So I have the following question:
Suppose that at the end of some month (referred to as month 0), you open a
investment account with an initial investment of I dollars for some given I .The account grows at a fixed interest rate of r% per month, for a given r (note that if the quoted interest rate is an annual interest, then r = r/12). Suppose that at the end of every month you add some fixed amount m dollars for some given m. Denote xn by the amount of money you have in your account at the end of
month n.
a) Write a recurrence relation that relates xn to xn-1, for n$\ge$t. The relation should involve and m,r,I,n. Make sure to also indicate the value of x0.

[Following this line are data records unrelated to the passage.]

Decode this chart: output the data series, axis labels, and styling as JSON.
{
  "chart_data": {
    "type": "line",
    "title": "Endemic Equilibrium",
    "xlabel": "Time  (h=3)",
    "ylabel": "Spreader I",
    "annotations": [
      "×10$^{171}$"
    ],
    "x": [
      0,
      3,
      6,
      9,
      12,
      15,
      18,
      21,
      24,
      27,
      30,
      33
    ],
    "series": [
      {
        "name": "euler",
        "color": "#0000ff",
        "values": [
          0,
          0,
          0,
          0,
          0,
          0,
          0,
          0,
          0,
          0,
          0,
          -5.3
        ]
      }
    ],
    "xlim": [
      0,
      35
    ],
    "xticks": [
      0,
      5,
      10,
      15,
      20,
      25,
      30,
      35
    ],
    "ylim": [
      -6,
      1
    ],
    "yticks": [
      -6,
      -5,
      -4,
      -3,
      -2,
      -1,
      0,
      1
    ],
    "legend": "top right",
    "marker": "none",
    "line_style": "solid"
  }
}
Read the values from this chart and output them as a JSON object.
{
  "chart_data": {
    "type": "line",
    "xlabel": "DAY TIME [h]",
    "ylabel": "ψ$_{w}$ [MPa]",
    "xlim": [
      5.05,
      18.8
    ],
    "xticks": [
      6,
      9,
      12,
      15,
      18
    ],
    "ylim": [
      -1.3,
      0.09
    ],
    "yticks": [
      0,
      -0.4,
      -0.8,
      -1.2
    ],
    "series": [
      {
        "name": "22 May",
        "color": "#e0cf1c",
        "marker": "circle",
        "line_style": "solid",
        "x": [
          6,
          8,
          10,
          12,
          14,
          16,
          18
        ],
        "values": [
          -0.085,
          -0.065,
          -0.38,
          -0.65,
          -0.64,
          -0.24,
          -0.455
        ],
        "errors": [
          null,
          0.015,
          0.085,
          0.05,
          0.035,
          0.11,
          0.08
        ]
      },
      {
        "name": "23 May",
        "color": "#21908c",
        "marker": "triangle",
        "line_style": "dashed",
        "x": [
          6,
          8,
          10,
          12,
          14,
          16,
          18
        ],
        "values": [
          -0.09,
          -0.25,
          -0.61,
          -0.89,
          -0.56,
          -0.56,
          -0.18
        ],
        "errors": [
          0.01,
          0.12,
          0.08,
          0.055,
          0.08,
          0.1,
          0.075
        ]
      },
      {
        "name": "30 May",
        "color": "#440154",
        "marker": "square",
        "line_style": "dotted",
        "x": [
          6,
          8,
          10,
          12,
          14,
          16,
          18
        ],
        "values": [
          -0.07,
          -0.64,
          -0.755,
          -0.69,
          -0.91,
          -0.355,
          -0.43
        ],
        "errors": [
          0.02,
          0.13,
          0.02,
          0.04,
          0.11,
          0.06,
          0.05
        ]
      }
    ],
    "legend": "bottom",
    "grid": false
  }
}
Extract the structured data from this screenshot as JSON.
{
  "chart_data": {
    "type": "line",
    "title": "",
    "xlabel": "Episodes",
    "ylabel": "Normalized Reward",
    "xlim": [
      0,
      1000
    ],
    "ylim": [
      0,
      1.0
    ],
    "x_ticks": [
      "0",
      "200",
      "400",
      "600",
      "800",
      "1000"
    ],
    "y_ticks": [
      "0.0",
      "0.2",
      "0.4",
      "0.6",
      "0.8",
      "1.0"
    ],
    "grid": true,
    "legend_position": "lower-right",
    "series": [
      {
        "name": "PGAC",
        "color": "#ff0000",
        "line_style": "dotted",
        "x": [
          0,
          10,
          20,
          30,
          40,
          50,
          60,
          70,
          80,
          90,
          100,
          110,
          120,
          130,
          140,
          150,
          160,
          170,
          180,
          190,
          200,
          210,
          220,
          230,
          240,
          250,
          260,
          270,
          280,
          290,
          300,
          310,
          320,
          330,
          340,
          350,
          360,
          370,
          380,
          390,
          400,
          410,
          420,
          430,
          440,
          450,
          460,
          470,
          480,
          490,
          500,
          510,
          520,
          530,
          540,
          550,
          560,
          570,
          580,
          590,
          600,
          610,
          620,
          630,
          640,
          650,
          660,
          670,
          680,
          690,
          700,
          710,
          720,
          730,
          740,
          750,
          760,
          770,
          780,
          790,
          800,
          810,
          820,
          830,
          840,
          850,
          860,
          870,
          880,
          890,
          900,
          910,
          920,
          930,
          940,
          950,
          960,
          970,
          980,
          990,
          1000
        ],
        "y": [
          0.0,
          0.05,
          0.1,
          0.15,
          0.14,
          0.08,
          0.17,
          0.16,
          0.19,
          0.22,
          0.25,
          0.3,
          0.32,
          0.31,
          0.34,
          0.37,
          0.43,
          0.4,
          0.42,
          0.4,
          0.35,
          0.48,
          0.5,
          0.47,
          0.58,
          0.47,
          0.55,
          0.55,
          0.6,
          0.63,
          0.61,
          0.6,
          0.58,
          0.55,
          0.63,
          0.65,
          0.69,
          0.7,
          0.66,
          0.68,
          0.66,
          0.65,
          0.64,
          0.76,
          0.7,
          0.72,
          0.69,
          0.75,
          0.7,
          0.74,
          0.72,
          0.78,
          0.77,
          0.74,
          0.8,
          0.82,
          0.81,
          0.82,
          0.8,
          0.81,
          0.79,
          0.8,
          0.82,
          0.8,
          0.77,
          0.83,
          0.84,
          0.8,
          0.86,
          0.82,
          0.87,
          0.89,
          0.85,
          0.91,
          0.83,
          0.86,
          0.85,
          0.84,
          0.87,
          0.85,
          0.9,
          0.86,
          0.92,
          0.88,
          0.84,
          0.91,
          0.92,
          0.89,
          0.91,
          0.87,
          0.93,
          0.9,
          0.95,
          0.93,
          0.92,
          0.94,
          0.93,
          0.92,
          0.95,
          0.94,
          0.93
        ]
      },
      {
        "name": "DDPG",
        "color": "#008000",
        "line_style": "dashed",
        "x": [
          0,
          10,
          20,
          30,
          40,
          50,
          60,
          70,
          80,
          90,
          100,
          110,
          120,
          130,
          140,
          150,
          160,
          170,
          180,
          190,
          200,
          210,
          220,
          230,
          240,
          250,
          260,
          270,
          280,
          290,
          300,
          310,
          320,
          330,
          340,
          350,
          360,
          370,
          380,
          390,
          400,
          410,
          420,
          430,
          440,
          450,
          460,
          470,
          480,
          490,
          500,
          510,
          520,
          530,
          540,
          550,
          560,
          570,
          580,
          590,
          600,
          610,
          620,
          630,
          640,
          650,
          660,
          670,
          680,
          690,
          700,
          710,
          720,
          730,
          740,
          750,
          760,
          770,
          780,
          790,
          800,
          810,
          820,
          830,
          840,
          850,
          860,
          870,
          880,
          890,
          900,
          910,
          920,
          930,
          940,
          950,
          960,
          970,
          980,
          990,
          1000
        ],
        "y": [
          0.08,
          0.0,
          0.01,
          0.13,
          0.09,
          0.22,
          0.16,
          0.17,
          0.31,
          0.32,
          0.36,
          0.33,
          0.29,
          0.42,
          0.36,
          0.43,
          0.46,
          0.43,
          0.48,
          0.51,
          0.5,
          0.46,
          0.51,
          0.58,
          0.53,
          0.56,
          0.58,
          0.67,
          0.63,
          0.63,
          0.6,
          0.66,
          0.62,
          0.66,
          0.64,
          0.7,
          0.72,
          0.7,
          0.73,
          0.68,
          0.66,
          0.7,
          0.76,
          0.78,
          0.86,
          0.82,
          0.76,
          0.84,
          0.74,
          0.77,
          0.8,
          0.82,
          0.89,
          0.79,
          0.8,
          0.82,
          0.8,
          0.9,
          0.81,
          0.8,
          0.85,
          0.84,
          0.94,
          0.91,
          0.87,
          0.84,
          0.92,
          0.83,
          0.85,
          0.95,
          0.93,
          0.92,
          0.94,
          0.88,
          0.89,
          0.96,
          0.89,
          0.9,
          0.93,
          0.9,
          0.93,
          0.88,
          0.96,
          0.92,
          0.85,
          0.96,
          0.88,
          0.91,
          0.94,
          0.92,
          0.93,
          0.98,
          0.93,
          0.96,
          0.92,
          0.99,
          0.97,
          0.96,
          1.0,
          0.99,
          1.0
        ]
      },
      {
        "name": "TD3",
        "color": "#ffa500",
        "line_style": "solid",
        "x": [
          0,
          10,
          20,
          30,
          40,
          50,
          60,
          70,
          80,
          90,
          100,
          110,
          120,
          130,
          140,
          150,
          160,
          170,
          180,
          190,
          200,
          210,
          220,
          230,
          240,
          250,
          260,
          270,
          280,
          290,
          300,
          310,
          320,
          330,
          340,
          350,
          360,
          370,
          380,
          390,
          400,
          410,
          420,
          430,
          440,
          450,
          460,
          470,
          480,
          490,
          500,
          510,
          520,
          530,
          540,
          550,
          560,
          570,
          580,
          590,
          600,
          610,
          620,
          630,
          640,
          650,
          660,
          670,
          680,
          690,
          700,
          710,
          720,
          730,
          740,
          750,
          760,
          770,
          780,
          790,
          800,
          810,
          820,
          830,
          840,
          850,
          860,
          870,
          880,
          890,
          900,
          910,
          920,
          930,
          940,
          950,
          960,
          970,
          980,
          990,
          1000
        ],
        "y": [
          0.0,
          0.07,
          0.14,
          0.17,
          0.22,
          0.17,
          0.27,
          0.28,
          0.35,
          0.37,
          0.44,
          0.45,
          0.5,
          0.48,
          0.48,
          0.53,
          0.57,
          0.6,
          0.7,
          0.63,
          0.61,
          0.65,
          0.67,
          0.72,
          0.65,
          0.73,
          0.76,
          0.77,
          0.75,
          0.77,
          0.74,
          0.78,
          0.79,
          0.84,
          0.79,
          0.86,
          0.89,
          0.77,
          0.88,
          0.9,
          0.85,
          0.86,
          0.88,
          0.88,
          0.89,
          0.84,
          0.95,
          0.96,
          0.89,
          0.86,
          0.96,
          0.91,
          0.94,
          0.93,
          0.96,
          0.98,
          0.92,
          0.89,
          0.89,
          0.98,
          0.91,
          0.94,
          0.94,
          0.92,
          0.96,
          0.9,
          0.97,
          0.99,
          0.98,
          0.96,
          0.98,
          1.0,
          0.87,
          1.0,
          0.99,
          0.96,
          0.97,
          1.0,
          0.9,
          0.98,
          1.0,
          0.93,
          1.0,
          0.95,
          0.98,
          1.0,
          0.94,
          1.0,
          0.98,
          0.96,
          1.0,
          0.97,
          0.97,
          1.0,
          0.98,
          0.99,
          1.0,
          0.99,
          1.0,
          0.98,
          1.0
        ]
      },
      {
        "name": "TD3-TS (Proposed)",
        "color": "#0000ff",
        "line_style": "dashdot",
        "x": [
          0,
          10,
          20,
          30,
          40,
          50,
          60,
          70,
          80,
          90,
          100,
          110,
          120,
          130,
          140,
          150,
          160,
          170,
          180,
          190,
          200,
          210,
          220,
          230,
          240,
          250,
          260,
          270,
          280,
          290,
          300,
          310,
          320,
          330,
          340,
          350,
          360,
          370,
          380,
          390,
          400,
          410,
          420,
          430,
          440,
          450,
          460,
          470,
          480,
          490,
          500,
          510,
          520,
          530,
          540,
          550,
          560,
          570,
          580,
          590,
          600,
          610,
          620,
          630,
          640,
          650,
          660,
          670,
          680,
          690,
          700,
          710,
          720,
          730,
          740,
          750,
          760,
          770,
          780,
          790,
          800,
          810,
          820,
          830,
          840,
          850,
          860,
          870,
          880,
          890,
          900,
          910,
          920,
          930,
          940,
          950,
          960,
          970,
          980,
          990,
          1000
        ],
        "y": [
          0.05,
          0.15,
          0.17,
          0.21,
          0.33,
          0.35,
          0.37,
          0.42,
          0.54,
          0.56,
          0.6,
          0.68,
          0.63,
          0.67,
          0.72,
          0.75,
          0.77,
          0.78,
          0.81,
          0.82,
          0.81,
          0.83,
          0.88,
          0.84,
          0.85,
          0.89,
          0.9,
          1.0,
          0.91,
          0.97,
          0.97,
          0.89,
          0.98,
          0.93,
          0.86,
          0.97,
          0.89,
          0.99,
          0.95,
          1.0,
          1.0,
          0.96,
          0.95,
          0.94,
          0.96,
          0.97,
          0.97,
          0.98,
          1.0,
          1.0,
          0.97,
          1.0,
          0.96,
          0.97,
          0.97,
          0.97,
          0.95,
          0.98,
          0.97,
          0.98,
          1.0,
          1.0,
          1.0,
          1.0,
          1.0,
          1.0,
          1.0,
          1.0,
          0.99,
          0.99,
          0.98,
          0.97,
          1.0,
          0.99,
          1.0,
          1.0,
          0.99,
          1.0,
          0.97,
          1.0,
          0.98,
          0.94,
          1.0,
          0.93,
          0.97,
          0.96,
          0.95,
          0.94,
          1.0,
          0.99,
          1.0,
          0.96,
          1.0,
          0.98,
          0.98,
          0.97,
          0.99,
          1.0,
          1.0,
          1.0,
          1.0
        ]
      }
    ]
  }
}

b) Solve the recurrence relation of part (a).
c) Assume that I = \$10,000, r = 0.5%, and m = $1,000. Use part (b) to compute the value of the investment after 20 years
I derived the recurrence relation for part (a) as:
xn = (1+r)xn-1 + m x0 = I
Then I used the following definition of a linear recurrence relation to solve for part (b)
xn = a xn-1 + b ==>
xn = (x0 – b⁄(1-a)
) an – b⁄(1-a)
Where:
a = (1+r) & b = m
So:
xn = (I – m⁄r) an – m⁄r
However, when I try to solve for part (c), I get a negative answer (and quite a large one at that).
Where my n = 12 months x 20 years = 240 months
Best Answer
The formula you must use is: $$x_n=\left(x_0-\frac{b}{1-a}\right)\cdot a^n \color{red}{+} \frac{b}{1-a}.$$